For almost thirty years, this was home. I secured the mortgage the same week I matched for residency. I moved right before medical school graduation.
Throughout my training, this was home. This was where I came post-call to lay my bone-weary head. Middle-of-the-night hospital calls rang here; this was where I came back to afterward.
I raised my family here. Babies brought home, watched as they learned to walk and talk, headed out to school (walking to elementary school around the corner), quickly becoming taller than me, and finally heading out into the world on their own.
This was their home.
This place saw its share of anger and fear along with love, joy, and triumph. My heart was broken here, though it mended with time as most things do. Love and joy returned.

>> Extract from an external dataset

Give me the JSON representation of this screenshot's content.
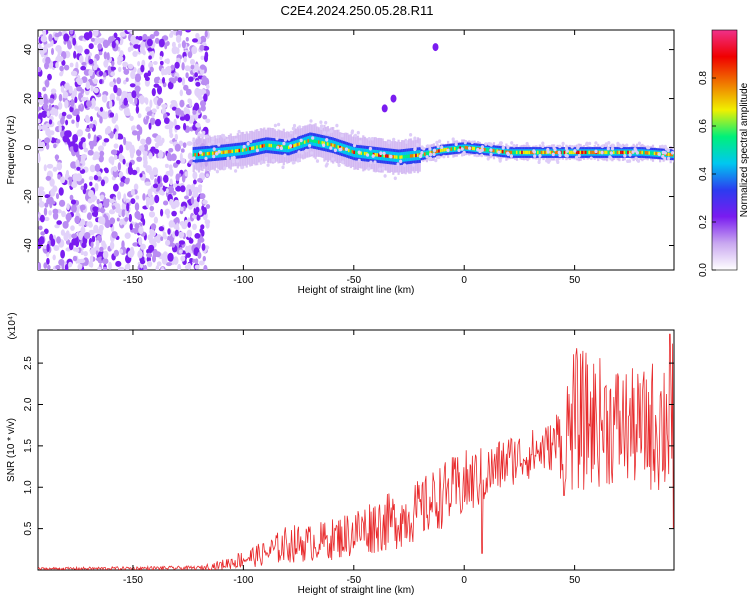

It looked a little different at the beginning. Over the years it got new siding, an extra bedroom, a wider driveway, a new deck, a storage shed. It had more trees when I first moved in. Inside, every single room was eventually re-done. Twenty-nine years is a long time.
But no more. With kids gone, there’s no reason to bounce around in such a big place. Time to move on to smaller digs; someplace with an “open concept” and a first floor master. Near enough to get to work conveniently, but definitely a different neighborhood.
It feels strange. Even over these last four months of apartment living, I could still go over there whenever I wanted. But as of today, I no longer own the place. Make no mistake: it’s a huge relief to have the sale finally a done deal. But still; twenty-nine years is a long time. It will be a while yet, but I’ll get there. Watching the new house come together is exciting.
But today I pause to remember: Home.